Nick Sandmann
Former Covington Catholic High School Student Nicholas Sandmann speaks by video feed at the 2020 Republican National Convention, broadcast from Washington, DC, August 25, 2020.
A CNN analyst was ridiculed online after taking aim at Nicholas Sandmann, the high school student who sued the network for defamation over mangled coverage, following the youth's address at the Republican National Convention.

"I'm watching tonight because it's important. But I don't have to watch this snot nose entitled kid from Kentucky," tweeted CNN political analyst Joe Lockhart, referring to Sandmann's appearance at the RNC on Tuesday night.
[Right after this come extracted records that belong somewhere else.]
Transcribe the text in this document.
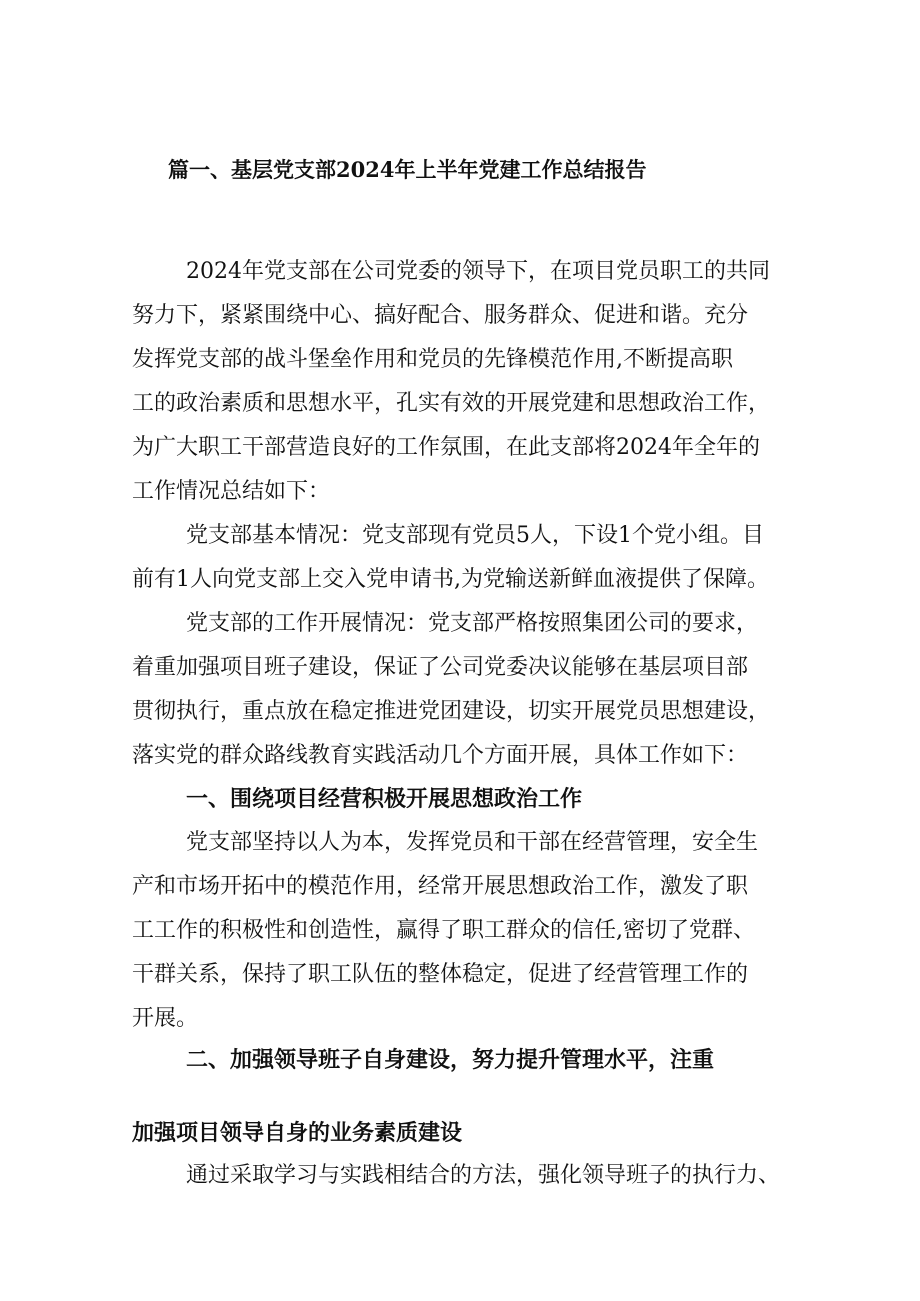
篇一、基层党支部2024年上半年党建工作总结报告

2024年党支部在公司党委的领导下，在项目党员职工的共同

努力下，紧紧围绕中心、搞好配合、服务群众、促进和谐。充分

发挥党支部的战斗堡垒作用和党员的先锋模范作用,不断提高职

工的政治素质和思想水平，孔实有效的开展党建和思想政治工作，

为广大职工干部营造良好的工作氛围，在此支部将2024年全年的

工作情况总结如下：

党支部基本情况：党支部现有党员5人，下设1个党小组。目

前有1人向党支部上交入党申请书,为党输送新鲜血液提供了保障。

党支部的工作开展情况：党支部严格按照集团公司的要求，

着重加强项目班子建设，保证了公司党委决议能够在基层项目部

贯彻执行，重点放在稳定推进党团建设，切实开展党员思想建设，

落实党的群众路线教育实践活动几个方面开展，具体工作如下：

一、围绕项目经营积极开展思想政治工作

党支部坚持以人为本，发挥党员和干部在经营管理，安全生

产和市场开拓中的模范作用，经常开展思想政治工作，激发了职

工工作的积极性和创造性，赢得了职工群众的信任,密切了党群、

干群关系，保持了职工队伍的整体稳定，促进了经营管理工作的

开展。

二、加强领导班子自身建设，努力提升管理水平，注重
加强项目领导自身的业务素质建设

通过采取学习与实践相结合的方法，强化领导班子的执行力、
The teen sued a number of mainstream media outlets last year over their coverage of an incident in the nation's capital in January 2019, where Sandmann and fellow Covington High School students had a standoff with Native American activist Nathan Phillips during a dispute with a group of protesters at the Lincoln Memorial.

Sandman and his fellow students were waiting for a bus to take them home from an anti-abortion march when they were confronted by a group of Black Hebrew Israelite demonstrators, who hurled racial and homophobic slurs at them for nearly an hour. The boys then asked permission from their chaperon to chant to drown out the rival group, prompting Native American activists to start banging drums.

The short clip, aired by CNN and other mainstream media, did not show what preceded Sandman's stare-down with Phillips, while taking Phillips' claim at face value that the boys had blocked his path and refused to let him leave.

Media coverage put Sandmann front and center as the smirking face of 'white privilege', prompting a barrage of defamation suits. He has so far settled with CNN and the Washington Post for undisclosed amounts.

Given Sandmann's history with CNN, Lockhart's vitriol toward the teen was perhaps unsurprising, but netizens weighed in to mock the self-avowed analyst regardless, many reminding him of the network's settlement.

"Said 'snot nose kid from Kentucky' sued the network you work for - for $250 million. The network settled," Hill journalist Joe Concha shot back.




Another user observed that Lockhart had only proven Sandmann's point about 'cancel culture' and dishonest media, subjects which dominated the teen's RNC speech.

"I wouldn't be canceled. I fought back hard to expose the media for what they did to me and won a personal victory," Sandmann told the convention, saying he had survived a "media nightmare."